Institute for Clinical Evaluative Sciences, Toronto, Ont.
CMAJ Open. 2015 Apr 2;3(2):E166-71. doi: 10.9778/cmajo.20140074. eCollection 2015 Apr-Jun.
Proton pump inhibitors (PPIs) cause interstitial nephritis and are an underappreciated cause of acute kidney injury. We examined the risk of acute kidney injury and acute interstitial nephritis in a large population of older patients receiving PPIs.

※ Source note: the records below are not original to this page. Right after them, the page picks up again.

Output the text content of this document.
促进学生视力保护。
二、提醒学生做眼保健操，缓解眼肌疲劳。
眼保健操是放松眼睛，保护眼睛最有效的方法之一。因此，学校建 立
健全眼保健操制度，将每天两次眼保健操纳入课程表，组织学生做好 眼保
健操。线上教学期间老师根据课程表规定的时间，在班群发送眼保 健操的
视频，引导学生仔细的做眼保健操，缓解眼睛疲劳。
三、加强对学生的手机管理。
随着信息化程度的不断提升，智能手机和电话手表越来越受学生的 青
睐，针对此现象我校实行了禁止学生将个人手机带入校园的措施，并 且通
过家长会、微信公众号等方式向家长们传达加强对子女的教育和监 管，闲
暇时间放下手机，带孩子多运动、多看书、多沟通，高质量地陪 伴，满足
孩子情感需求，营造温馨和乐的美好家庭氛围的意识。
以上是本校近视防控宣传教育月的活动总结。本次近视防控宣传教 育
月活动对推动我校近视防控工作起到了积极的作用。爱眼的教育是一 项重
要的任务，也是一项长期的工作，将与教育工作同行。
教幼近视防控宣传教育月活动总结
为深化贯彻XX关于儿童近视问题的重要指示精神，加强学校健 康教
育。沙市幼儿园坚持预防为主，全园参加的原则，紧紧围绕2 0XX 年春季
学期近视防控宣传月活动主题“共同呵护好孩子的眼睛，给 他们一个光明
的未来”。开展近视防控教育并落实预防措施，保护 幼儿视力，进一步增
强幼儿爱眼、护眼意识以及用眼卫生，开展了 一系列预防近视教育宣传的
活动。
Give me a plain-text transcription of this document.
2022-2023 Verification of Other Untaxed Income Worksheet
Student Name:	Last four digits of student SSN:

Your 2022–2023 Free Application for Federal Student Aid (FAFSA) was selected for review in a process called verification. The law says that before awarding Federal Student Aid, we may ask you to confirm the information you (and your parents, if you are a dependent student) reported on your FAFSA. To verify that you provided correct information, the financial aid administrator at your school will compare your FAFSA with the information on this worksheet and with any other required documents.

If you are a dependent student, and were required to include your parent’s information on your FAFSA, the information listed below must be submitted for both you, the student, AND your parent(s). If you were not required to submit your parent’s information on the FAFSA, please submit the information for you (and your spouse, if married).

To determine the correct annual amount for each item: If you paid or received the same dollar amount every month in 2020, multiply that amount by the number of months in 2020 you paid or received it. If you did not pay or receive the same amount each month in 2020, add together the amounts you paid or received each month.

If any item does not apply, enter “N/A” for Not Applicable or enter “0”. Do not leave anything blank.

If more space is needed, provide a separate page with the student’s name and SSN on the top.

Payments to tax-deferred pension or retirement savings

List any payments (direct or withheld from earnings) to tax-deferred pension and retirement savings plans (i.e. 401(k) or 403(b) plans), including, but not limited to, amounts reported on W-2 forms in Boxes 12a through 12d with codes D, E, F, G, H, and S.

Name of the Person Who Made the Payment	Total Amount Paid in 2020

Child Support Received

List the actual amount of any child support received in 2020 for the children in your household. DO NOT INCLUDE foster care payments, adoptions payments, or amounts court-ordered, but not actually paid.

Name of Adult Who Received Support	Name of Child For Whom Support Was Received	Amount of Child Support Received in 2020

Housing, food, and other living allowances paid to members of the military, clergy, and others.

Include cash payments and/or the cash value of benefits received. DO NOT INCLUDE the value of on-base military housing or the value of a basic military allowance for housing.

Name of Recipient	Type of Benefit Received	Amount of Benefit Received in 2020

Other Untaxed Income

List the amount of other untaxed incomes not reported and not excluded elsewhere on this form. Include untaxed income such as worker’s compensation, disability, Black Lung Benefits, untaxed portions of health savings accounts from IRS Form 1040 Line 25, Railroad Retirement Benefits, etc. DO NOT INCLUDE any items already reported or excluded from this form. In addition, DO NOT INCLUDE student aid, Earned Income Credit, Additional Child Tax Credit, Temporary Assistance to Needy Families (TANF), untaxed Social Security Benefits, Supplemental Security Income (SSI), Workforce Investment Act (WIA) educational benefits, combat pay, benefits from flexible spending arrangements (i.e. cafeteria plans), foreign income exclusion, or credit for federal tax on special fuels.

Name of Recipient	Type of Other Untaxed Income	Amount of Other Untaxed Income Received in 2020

We conducted a population-based study involving Ontario residents aged 66 years and older who initiated PPI therapy between Apr. 1, 2002, and Nov. 30, 2011. We used propensity score matching to establish a highly comparable reference group of control patients. The primary outcome was hospital admission with acute kidney injury within 120 days, and a secondary analysis examined acute interstitial nephritis. We used Cox proportional hazards regression to adjust for differences between groups.
We studied 290 592 individuals who commenced PPI therapy and an equal number of matched controls. The rates of acute kidney injury (13.49 v. 5.46 per 1000 person-years, respectively; hazard ratio [HR] 2.52, 95% CI 2.27 to 2.79) and acute interstitial nephritis (0.32 vs. 0.11 per 1000 person-years; HR 3.00, 95% CI 1.47 to 6.14) were higher among patients given PPIs than among controls.
In our study population of older adults, those who started PPI therapy had an increased risk of acute kidney injury and acute interstitial nephritis. These are potentially reversible conditions that may not be readily attributed to drug treatment. Clinicians should appreciate the risk of acute interstitial nephritis during treatment with PPIs, monitor patients appropriately and discourage the indiscriminate use of these drugs.
质子泵抑制剂(PPIs)可导致间质性肾炎,是急性肾损伤的一个未得到充分认识的病因。我们在大量接受PPIs治疗的老年患者中研究了急性肾损伤和急性间质性肾炎的风险。
我们进行了一项基于人群的研究,纳入了2002年4月1日至2011年11月30日期间开始PPI治疗的安大略省66岁及以上居民。我们使用倾向评分匹配来建立一个高度可比的对照患者参考组。主要结局是在120天内因急性肾损伤住院,次要分析则研究急性间质性肾炎。我们使用Cox比例风险回归来调整组间差异。
我们研究了290592名开始PPI治疗的个体以及数量相等的匹配对照。PPIs治疗组患者的急性肾损伤发生率(分别为每1000人年13.49例和5.46例;风险比[HR]2.52,95%CI 2.27至2.79)和急性间质性肾炎发生率(每1000人年0.32例对0.11例;HR 3.00,95%CI 1.47至6.14)高于对照组。
在我们的老年研究人群中,开始PPI治疗的患者发生急性肾损伤和急性间质性肾炎的风险增加。这些情况可能是可逆的,可能不容易归因于药物治疗。临床医生应认识到PPIs治疗期间急性间质性肾炎的风险,对患者进行适当监测,并避免这些药物的滥用。